Slab Square Imha 4 is a very bold, very wide, low contrast, upright, normal x-height font.
Keywords: headlines, posters, signage, sports, packaging, rugged, industrial, athletic, western, retro, impact, durability, display, branding, blocky, squared, chunky, mechanical, compact.
A heavy, block-built slab serif with squared outlines and softly rounded corners that keep the mass from feeling brittle. Strokes are consistently thick with minimal modulation, and the serifs read as broad, rectangular brackets that create a strong baseline and cap-line presence. Counters are tight and geometric, with wide, squared bowls (notably in O, 0, and 8) and short apertures that emphasize solidity over airiness. Overall spacing and rhythm favor dense, headline-oriented color, with sturdy verticals and flattened terminals that reinforce a machined, stencil-adjacent feel without obvious breaks.
Best suited for short, high-impact text such as headlines, posters, logo lockups, labels, and wayfinding or storefront signage. It performs well where a strong, industrial slab presence is desired—sports graphics, event promotions, product packaging, and bold editorial callouts—especially at medium to large sizes.
The tone is bold and utilitarian, suggesting durability and physicality. Its squared slabs and compact counters bring an industrial, workwear attitude, while the slightly softened corners add a friendly retro flavor. The overall impression fits sports branding and vintage signage—confident, loud, and built to be seen at a distance.
The design appears intended to deliver maximum impact through broad, square slabs and a dense typographic color, while keeping forms approachable via rounded corners and stable proportions. It aims for a practical, hard-working voice that reads quickly in display contexts and holds up in demanding branding environments.

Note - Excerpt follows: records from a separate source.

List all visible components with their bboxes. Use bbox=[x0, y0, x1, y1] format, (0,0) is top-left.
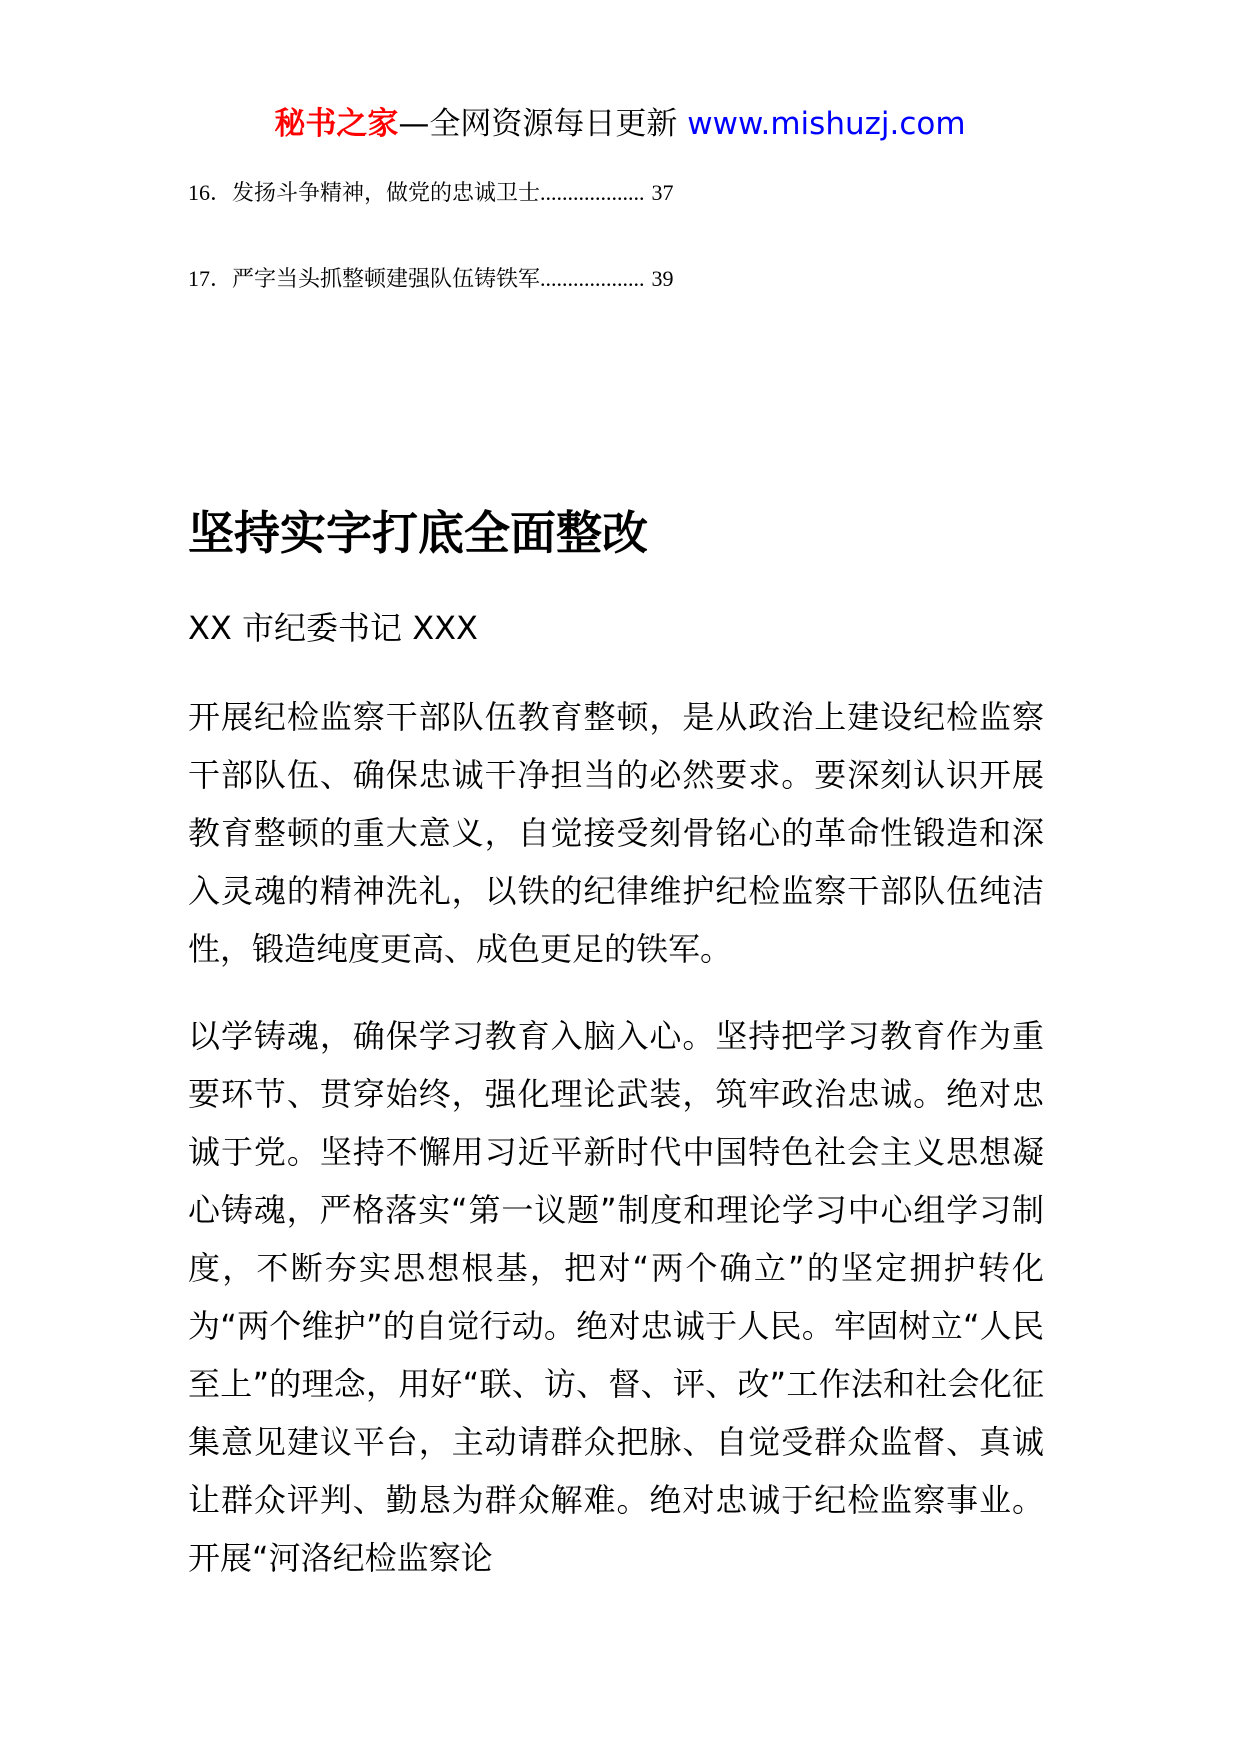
site-brand: 秘书之家 bbox=[274, 106, 399, 142]
article-title: 坚持实字打底全面整改 bbox=[188, 506, 648, 560]
toc-leader-dots: ................... bbox=[540, 180, 645, 205]
toc-entry[interactable] bbox=[188, 264, 748, 295]
toc-title: 严字当头抓整顿建强队伍铸铁军 bbox=[232, 267, 541, 292]
article-paragraph: 以学铸魂，确保学习教育入脑入心。坚持把学习教育作为重要环节、贯穿始终，强化理论武装，筑牢政治忠诚。绝对忠诚于党。坚持不懈用习近平新时代中国特色社会主义思想凝心铸魂，严格落实“第一议题”制度和理论学习中心组学习制度，不断夯实思想根基，把对“两个确立”的坚定拥护转化为“两个维护”的自觉行动。绝对忠诚于人民。牢固树立“人民至上”的理念，用好“联、访、督、评、改”工作法和社会化征集意见建议平台，主动请群众把脉、自觉受群众监督、真诚让群众评判、勤恳为群众解难。绝对忠诚于纪检监察事业。开展“河洛纪检监察论 bbox=[188, 1017, 1044, 1577]
toc-leader-dots: ................... bbox=[540, 266, 645, 291]
toc-page-number: 37 bbox=[651, 180, 674, 205]
site-url-link[interactable]: www.mishuzj.com bbox=[687, 106, 966, 142]
toc-entry[interactable] bbox=[188, 178, 748, 209]
article-paragraph: 开展纪检监察干部队伍教育整顿，是从政治上建设纪检监察干部队伍、确保忠诚干净担当的必然要求。要深刻认识开展教育整顿的重大意义，自觉接受刻骨铭心的革命性锻造和深入灵魂的精神洗礼，以铁的纪律维护纪检监察干部队伍纯洁性，锻造纯度更高、成色更足的铁军。 bbox=[188, 698, 1044, 968]
article-author: XX 市纪委书记 XXX bbox=[188, 609, 478, 647]
toc-number: 16． bbox=[188, 180, 233, 205]
site-tagline: —全网资源每日更新 bbox=[398, 106, 678, 142]
site-header bbox=[0, 102, 1240, 146]
toc-number: 17． bbox=[188, 266, 233, 291]
toc-page-number: 39 bbox=[651, 266, 674, 291]
toc-title: 发扬斗争精神，做党的忠诚卫士 bbox=[232, 181, 541, 206]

The uppercase set feels especially dominant and rectangular, while the lowercase carries the same heavy structure with simplified, squat forms that maintain uniform texture in words. Numerals match the letters in weight and squareness, giving countdowns and score-style settings a cohesive, punchy look. At smaller sizes the tight counters may fill in, so it visually rewards larger point sizes and generous line spacing.